Kihara Laika
TOKYO (Reuters) – Japan's government on Friday cut its growth forecast for this year as a weaker yen raises import costs, hurts consumption and highlights the fragility of the economic recovery.
But it expects growth to accelerate next year on strong capital spending and consumption, and maintains its view that the economy will sustain a domestic demand-led recovery.
However, some members of the government's top economic council expressed concern about recent weakness in consumption and the pain the yen's depreciation is causing to households.
“We cannot ignore the impact of a weak yen and rising prices on household purchasing power,” the committee's private-sector members said at a meeting on Friday to discuss the new growth forecasts.
“The government and the Bank of Japan must pay close attention to the recent yen depreciation to guide policy,” they said.
According to Kyodo News, Japanese Prime Minister Fumio Kishida said at the meeting that the government must be wary of the economic impact of rising prices caused by a weak yen.
The government releases economic growth forecasts in January and then revise them around July.

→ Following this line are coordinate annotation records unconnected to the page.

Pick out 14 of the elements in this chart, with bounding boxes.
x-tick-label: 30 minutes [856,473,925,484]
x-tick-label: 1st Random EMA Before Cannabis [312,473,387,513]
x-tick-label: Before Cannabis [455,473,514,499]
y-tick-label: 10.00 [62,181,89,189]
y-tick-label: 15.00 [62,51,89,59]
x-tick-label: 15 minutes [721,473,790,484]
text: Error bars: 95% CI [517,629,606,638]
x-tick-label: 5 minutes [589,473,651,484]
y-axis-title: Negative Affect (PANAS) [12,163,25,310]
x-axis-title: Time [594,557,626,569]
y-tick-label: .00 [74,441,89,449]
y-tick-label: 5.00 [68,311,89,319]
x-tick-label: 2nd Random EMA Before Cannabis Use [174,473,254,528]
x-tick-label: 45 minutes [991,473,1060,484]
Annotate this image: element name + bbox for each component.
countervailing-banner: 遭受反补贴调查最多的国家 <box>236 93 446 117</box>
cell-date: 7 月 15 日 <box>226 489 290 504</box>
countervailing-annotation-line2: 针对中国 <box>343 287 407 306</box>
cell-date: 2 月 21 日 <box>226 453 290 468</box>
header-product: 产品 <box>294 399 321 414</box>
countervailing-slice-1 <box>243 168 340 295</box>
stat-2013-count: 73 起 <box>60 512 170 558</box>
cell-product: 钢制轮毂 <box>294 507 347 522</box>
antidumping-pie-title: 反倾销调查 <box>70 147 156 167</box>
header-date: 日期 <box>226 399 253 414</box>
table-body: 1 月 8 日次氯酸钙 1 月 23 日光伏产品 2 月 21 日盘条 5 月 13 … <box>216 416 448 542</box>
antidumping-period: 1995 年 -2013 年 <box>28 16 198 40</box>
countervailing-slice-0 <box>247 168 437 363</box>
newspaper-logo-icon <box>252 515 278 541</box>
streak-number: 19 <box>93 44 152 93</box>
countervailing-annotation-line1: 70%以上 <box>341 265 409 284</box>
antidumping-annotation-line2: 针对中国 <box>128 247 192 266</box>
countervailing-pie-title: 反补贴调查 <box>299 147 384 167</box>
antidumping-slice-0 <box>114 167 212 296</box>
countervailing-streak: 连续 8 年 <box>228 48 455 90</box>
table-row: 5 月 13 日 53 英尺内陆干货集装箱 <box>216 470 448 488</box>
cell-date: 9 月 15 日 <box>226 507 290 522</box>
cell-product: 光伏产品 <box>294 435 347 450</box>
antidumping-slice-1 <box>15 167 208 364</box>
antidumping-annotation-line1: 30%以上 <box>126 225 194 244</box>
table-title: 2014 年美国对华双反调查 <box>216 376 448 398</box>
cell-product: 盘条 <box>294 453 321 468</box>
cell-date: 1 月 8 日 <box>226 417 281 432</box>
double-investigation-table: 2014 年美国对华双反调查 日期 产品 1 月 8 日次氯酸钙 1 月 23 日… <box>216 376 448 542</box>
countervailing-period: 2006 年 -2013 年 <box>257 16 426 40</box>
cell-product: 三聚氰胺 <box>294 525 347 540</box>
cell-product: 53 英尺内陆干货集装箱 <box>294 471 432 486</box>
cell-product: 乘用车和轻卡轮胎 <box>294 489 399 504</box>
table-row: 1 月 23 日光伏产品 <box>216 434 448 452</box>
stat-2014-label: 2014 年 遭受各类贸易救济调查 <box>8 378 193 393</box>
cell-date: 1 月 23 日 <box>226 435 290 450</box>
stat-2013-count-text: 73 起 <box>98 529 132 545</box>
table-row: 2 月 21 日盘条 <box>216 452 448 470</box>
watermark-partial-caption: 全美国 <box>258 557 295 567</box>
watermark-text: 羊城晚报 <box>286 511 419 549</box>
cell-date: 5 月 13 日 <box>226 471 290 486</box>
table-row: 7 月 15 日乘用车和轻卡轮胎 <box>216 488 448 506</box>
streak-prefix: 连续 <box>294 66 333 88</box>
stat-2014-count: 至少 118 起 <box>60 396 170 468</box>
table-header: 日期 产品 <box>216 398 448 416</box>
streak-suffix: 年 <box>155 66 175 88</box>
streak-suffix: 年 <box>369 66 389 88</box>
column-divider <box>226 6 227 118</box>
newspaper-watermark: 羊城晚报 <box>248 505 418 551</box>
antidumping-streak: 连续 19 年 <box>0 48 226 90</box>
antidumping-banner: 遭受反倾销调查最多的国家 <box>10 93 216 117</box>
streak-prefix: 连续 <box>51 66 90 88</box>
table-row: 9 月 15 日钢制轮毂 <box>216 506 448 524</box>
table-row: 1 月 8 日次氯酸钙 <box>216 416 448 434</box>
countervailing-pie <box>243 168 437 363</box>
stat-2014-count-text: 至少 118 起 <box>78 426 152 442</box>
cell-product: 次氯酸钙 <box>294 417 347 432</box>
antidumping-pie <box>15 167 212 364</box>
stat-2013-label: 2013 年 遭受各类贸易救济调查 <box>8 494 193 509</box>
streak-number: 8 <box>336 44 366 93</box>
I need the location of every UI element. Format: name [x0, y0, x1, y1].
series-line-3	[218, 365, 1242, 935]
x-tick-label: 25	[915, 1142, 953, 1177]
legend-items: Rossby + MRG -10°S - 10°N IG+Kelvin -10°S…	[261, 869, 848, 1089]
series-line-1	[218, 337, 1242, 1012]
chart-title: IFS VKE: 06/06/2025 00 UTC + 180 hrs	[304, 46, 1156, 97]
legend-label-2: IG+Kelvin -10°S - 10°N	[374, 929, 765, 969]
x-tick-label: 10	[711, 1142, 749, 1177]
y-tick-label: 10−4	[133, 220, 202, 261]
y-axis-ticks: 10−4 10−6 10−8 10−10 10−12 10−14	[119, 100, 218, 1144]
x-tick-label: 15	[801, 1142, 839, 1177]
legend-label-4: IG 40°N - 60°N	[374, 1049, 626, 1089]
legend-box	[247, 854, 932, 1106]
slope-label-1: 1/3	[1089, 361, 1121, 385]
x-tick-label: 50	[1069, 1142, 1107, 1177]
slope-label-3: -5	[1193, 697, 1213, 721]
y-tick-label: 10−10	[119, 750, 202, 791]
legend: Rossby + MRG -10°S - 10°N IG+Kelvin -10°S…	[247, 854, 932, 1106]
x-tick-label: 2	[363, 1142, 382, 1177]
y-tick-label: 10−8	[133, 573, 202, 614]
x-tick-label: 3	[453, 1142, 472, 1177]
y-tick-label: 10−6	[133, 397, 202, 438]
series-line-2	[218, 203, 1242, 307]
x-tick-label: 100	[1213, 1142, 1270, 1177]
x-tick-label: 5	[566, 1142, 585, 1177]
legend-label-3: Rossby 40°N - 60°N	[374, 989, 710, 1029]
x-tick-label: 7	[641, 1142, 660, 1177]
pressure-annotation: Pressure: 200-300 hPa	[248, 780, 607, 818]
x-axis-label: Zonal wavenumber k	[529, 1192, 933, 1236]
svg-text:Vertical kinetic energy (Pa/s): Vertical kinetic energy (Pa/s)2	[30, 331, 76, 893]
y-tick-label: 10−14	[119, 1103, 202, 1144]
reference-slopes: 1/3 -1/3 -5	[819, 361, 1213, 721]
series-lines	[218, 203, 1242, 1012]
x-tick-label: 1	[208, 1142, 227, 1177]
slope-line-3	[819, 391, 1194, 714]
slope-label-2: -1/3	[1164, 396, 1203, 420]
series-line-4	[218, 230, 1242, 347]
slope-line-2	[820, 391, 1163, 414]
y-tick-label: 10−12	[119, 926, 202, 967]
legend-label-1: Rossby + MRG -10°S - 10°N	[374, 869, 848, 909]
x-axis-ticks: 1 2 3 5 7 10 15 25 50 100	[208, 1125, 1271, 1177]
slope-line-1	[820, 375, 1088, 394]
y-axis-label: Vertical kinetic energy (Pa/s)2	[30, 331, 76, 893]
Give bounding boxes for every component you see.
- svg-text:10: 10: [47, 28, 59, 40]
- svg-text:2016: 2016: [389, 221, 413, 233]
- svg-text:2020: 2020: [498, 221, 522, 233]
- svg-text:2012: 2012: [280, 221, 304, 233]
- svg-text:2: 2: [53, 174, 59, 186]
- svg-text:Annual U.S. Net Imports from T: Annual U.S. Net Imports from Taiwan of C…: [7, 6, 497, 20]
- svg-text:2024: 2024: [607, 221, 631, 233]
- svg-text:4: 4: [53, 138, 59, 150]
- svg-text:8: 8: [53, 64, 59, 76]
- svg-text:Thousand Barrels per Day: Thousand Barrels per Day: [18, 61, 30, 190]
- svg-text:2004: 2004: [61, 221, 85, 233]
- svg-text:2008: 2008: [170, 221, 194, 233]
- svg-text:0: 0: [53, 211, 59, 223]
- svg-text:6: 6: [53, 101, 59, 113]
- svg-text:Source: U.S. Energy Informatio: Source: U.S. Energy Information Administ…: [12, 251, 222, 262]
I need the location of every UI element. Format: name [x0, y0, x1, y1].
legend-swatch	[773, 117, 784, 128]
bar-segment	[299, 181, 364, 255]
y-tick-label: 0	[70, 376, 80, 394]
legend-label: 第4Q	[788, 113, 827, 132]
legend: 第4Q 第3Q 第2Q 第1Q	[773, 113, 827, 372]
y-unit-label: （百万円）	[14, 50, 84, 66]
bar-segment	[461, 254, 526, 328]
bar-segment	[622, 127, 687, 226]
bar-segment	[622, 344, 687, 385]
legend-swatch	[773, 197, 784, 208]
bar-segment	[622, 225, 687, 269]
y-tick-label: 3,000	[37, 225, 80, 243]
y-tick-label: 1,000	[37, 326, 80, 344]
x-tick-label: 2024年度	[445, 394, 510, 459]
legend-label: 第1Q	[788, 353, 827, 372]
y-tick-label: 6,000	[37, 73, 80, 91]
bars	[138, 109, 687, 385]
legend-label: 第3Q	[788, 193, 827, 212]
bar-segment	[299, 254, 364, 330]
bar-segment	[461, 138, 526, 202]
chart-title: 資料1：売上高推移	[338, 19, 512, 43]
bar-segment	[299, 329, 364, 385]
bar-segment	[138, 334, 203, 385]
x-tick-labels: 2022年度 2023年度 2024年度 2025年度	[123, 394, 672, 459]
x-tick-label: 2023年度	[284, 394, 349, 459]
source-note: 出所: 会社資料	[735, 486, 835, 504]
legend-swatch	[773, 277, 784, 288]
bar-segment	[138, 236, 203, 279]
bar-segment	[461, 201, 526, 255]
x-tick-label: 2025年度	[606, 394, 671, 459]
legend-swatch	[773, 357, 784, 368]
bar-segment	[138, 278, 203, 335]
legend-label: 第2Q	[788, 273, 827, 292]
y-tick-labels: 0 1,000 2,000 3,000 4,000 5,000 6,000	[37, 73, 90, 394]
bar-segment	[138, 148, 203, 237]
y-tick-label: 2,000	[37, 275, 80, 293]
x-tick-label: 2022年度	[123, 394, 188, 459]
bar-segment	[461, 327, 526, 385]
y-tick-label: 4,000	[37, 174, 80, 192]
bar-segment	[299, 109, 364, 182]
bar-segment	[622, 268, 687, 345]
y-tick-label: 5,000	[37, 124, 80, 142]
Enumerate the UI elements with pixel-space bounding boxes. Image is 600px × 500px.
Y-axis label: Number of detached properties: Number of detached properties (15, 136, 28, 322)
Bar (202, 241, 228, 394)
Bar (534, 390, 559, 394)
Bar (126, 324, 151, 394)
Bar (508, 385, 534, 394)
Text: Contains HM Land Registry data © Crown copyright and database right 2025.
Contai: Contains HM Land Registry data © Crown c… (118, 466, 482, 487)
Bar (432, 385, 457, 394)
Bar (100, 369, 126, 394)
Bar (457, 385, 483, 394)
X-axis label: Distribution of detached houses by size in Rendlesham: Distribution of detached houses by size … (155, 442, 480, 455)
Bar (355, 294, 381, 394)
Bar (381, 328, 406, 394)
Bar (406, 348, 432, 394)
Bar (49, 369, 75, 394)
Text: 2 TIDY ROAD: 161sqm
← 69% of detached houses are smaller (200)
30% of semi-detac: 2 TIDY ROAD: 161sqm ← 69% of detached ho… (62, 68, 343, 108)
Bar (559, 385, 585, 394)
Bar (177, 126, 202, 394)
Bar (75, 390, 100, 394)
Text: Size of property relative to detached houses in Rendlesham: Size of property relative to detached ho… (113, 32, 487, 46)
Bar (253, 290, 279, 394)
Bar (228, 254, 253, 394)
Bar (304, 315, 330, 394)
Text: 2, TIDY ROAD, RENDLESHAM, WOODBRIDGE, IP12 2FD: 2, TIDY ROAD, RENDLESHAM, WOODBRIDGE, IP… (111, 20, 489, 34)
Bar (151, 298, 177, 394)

They are the basis for preparing the national budget.
In the revised forecast, the government lowered its economic growth forecast for the current fiscal year to March 2025 to 0.9% from 1.3% in January.
The new forecast is higher than the 0.4% growth forecast by the private sector, reflecting the government's hope that wider wage increases, tax cuts and an extension of fuel subsidies will boost consumer spending.
Estimates show the government expects the economy to grow 1.2% in fiscal 2025.
While a weak yen has boosted exporters, it has become a concern for policymakers as it raises the cost of fuel and food imports, hurting consumption.
The government has intervened several times this month to slow the yen's decline, shifting market attention to whether the Bank of Japan will raise interest rates at its two-day policy meeting ending on July 31.
The Bank of Japan is also likely to cut its growth forecast for the current fiscal year at the meeting, sources told Reuters, reflecting a rare unexpected downward revision to historical gross domestic product (GDP) data. Growth is currently expected to be 0.8% this fiscal year.